Figure 2: Visual comparison on RealSR; GramSR demonstrates superior texture recovery and structure preservation compared to SinSR, OSEDiff, and PiSA-SR.
Ablation Studies
Comprehensive ablations validate the contributions of each architectural innovation:
- Visual Conditioning: Replacing text with DINOv3-based visual conditioning yields consistent improvement in both distortion and perception metrics across all datasets.
- Texture-Level LoRA: The introduction of the Gram matrix-based LoRA enhances texture realism and perceptual quality, as measured by LPIPS and FID.
- Three-Stage Training Protocol: Ablations on training strategies demonstrate that sequential and modular LoRA adaptation outperforms alternative joint or merged schemes, both in absolute distortion measures and in perceptual statistics.
The model demonstrates strong generalization across various visual backbones as conditioning sources, with frozen DINOv3-B providing the most effective trade-off between representation capacity and spatial detail.

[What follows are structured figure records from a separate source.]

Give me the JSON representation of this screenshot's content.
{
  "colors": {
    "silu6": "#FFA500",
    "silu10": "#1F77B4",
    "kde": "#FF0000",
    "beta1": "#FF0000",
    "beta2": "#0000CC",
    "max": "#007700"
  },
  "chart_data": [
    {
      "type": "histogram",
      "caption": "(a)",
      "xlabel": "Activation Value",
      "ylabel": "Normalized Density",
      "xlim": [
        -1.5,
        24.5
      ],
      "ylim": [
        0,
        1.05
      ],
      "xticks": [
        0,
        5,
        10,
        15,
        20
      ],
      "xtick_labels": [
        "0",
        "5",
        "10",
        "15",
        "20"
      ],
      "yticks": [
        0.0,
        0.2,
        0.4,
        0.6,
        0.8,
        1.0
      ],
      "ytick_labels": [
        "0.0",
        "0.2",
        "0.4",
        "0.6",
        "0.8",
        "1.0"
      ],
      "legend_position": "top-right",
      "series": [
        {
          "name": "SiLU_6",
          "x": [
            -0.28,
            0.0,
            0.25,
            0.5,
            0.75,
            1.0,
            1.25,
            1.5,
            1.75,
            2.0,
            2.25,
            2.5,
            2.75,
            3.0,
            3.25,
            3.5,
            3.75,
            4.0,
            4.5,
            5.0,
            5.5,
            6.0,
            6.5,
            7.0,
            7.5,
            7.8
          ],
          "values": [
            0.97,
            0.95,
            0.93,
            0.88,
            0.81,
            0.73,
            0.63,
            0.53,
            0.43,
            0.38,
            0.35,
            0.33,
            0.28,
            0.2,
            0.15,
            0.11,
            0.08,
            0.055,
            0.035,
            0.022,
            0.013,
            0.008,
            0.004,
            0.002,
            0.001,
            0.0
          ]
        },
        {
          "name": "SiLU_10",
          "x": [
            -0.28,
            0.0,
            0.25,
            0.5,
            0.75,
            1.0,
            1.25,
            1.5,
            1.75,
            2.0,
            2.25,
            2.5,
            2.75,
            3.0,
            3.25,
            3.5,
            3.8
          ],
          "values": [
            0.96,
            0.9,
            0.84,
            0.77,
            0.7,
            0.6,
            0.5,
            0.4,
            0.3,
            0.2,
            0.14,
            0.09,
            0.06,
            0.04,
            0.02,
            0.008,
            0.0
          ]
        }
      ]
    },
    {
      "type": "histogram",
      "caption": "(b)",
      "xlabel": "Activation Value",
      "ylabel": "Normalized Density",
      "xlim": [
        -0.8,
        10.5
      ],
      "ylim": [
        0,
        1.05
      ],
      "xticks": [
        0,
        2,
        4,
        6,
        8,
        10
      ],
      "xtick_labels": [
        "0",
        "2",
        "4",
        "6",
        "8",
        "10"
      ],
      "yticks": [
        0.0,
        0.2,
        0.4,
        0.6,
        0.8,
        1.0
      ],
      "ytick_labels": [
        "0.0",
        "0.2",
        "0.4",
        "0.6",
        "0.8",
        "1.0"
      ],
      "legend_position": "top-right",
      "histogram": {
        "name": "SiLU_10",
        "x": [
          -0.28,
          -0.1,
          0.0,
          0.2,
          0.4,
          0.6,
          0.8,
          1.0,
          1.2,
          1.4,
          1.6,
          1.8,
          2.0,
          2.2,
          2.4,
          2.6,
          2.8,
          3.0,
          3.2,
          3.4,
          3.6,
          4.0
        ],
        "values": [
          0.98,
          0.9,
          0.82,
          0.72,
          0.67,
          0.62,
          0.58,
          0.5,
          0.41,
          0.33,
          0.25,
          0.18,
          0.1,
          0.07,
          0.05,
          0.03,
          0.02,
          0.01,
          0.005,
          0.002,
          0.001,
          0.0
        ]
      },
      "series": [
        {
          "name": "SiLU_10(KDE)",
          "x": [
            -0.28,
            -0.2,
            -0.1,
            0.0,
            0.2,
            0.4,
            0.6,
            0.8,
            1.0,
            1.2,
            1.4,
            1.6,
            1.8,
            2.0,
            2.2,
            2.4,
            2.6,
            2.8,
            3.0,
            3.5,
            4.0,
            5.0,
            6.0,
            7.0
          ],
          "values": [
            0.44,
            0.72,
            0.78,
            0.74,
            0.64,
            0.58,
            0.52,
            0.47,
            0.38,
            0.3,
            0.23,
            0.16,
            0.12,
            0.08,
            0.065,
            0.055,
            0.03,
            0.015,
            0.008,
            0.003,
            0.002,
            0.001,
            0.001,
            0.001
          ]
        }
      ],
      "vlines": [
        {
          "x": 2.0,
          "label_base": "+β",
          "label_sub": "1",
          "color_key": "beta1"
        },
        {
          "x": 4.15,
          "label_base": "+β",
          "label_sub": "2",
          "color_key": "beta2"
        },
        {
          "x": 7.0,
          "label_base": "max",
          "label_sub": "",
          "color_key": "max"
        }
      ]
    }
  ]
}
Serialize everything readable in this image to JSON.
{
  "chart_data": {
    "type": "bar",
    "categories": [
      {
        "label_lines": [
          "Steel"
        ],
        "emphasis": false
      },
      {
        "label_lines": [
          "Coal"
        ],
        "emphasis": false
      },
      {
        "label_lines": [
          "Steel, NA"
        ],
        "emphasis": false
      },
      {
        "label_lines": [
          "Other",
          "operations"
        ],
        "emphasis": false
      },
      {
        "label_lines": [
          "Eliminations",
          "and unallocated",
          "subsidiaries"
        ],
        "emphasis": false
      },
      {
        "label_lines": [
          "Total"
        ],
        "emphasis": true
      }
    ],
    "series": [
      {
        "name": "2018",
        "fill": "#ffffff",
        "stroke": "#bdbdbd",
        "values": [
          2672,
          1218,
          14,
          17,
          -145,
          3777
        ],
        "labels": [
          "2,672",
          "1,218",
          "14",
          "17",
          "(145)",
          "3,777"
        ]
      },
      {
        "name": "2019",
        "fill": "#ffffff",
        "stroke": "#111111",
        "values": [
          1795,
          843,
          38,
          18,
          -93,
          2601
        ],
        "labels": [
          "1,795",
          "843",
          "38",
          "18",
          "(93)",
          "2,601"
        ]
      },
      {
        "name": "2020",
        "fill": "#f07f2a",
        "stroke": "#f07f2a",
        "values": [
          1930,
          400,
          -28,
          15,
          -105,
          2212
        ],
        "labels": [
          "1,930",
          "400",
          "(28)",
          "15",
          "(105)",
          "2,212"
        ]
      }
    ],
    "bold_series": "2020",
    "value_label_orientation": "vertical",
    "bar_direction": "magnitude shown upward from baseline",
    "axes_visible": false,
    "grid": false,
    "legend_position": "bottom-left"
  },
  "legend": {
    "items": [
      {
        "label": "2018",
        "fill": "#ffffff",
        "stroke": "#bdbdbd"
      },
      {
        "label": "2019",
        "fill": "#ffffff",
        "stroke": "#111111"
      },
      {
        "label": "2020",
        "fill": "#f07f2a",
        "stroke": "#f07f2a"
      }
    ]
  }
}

Implications and Future Directions
The approach repositions the role of conditioning in diffusion-based SR from high-level, modally mismatched textual supervision to informative, spatially aligned visual priors, resulting in significantly enhanced detail synthesis. This is theoretically significant for generative modeling of inverse problems: it suggests that the semantic/fidelity trade-off can be further disentangled with more direct and expressive conditional signals, underscoring the limitation of language supervision even in vision tasks.
Practically, GramSR's one-step inference and modular guidance decomposition are impactful for real-time image restoration, enabling user-controllable optimization of specific attributes: degradation removal, perceptual detail, and textural realism. Moreover, the method's flexibility with respect to conditioning backbone indicates adaptability to new domains and hybrid supervision regimes.
Areas for future exploration include:
- Adaptive, dynamic weighting of the triple LoRA branches via task- or image-aware policies.
- Investigation of visual feature conditioning in other inverse problems (e.g., deblurring, inpainting).
- Incorporation of domain-specific visual encoders in non-natural image settings (medical, remote sensing).
- Expansion to multi-modal conditioning, combining visual features with sparse human input or low-level cues.
Conclusion
GramSR establishes a new technical direction in diffusion-based SR by substituting text-based conditioning with spatially aligned visual features and by modularizing the SR objective via staged LoRA adaptation, including explicit texture alignment through Gram matrix statistics. The method demonstrably improves the balance between fidelity and perception-oriented metrics, with superior empirical performance in real-world scenarios. This work represents a paradigm shift towards more interpretable and controllable diffusion-based restoration models, and it lays the groundwork for future research on conditioning strategies and modular architecture optimization in generative image recovery.